Edd Dumbill: I’d say open source gave birth to much of big data! Many of the developments with cloud and big data right now have sound foundations in open source projects.

inside-BigData: As program chair, what would you say will be different, new, and exciting this year at OSCON?

Edd Dumbill: I’m excited at the continuing growth of OpenStack. That has the potential to do for the data center what the IBM PC design did for personal computing. I’m also thrilled at the depth of programming expertise we’re continually able to bring to OSCON. One particular highlight will be Rob Pike presenting on the Go programming language.

inside-BigData: I was following your twitter stream, and you wrote that you had just finished reading every one of the 650 plus Strata New York and Hadoop World proposals. What drives you to invest that kind of time into event content?

Edd Dumbill: For me personally, I feel so much more certain about the choices I make when I put the effort into reviewing everybody’s proposal. All our would-be speakers put a lot of effort into their submissions, and as much as possible they deserve the chair to have seen

inside-BigData: Did you notice any new trends in such an exhausting exercise?

Edd Dumbill: The biggest trend is the sheer explosion of interest in big data. With that comes both the good and the bad. On the downside, in their haste to join the bandwagon, people forget the important thing at the event is educating the attendees: these people don’t get asked to speak. On the good side, there’s such a thrill in uniting people across many industries doing cutting edge work in big data. If you want some high level trends, I’d say they were the need to deliver analytic power to the end user, and making big data processing more real-time and interactive.

inside-BigData: As a long-time media pundit, what would you say has changed the most in the open source community since the dot.com boom?
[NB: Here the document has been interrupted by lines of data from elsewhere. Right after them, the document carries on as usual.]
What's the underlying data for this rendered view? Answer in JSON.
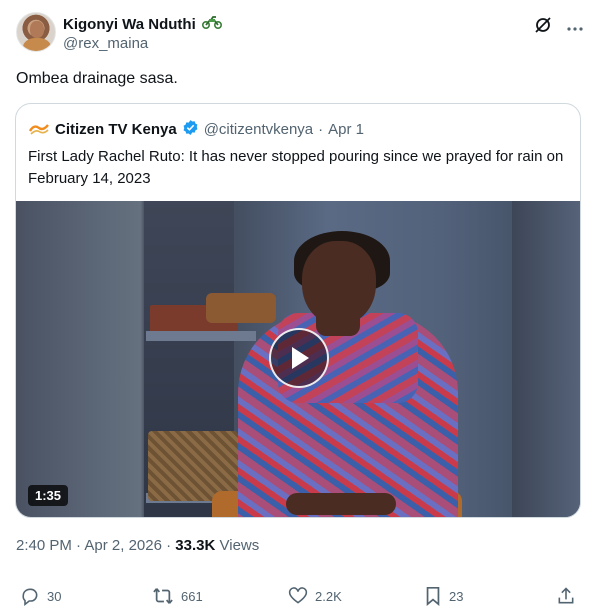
{
  "author": {
    "display_name": "Kigonyi Wa Nduthi",
    "handle": "@rex_maina",
    "emoji": "🏍️"
  },
  "tweet": {
    "text": "Ombea drainage sasa."
  },
  "quoted": {
    "name": "Citizen TV Kenya",
    "verified": true,
    "handle": "@citizentvkenya",
    "separator": "·",
    "date": "Apr 1",
    "text": "First Lady Rachel Ruto: It has never stopped pouring since we prayed for rain on February 14, 2023",
    "video_duration": "1:35"
  },
  "meta": {
    "time": "2:40 PM",
    "separator": "·",
    "date": "Apr 2, 2026",
    "views_count": "33.3K",
    "views_label": "Views"
  },
  "actions": {
    "replies": "30",
    "reposts": "661",
    "likes": "2.2K",
    "bookmarks": "23"
  },
  "colors": {
    "text": "#0f1419",
    "secondary": "#536471",
    "border": "#cfd9de",
    "verified": "#1d9bf0"
  }
}
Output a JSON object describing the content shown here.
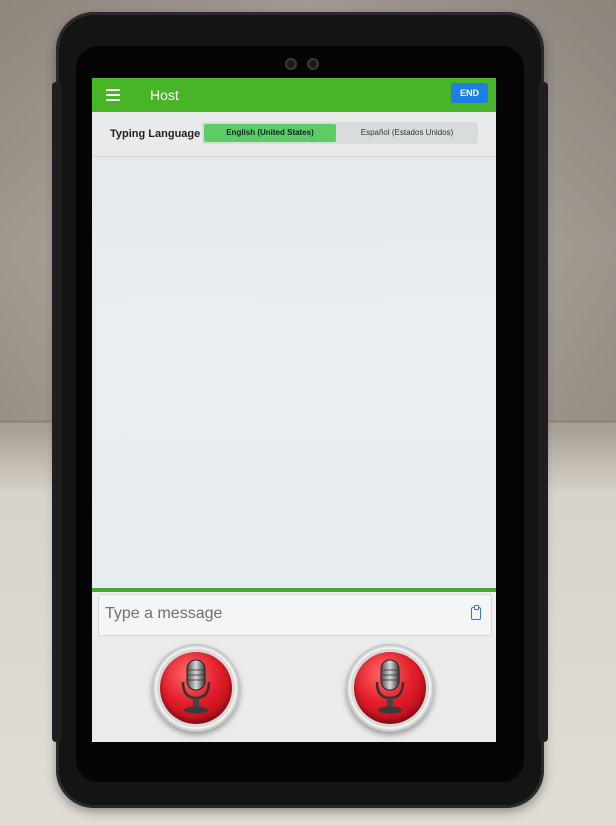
{
  "app_bar": {
    "title": "Host",
    "end_label": "END",
    "color": "#48b529"
  },
  "language_bar": {
    "label": "Typing Language",
    "options": [
      "English (United States)",
      "Español (Estados Unidos)"
    ],
    "selected_index": 0
  },
  "composer": {
    "placeholder": "Type a message",
    "value": "",
    "attach_icon": "clipboard-icon"
  },
  "mic_buttons": [
    {
      "icon": "microphone-icon"
    },
    {
      "icon": "microphone-icon"
    }
  ],
  "colors": {
    "accent": "#48b529",
    "end_button": "#1f7de6",
    "mic": "#e21e2a",
    "selected_language": "#5ccc64"
  }
}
Is the typical attendee starting to suit up, put on ties, and mature?

Edd Dumbill: We’re all maturing, for sure 😉 OSCON has always had a strong mix of both open source developers that work both for very large and very small companies. Nobody puts on ties at OSCON, but we have people who are solving big problems inside industry, which might have seemed improbable to the attendee from ten years ago. As open source becomes increasingly the default, we have projects such as OpenStack that start off their life with companies collaborating, rather than growing from individuals.

inside-BigData: As a resident of Portlandia, I think its great that OSCON makes it home here for the annual conference. How do the show organizers feel about our town and what kind of reception have your attendees come to expect here?

Edd Dumbill: We love being in Portland, and always receive a warm welcome from the city. When OSCON’s in town, it’s always a great atmosphere, and we’re able to make the convention center our own for the week.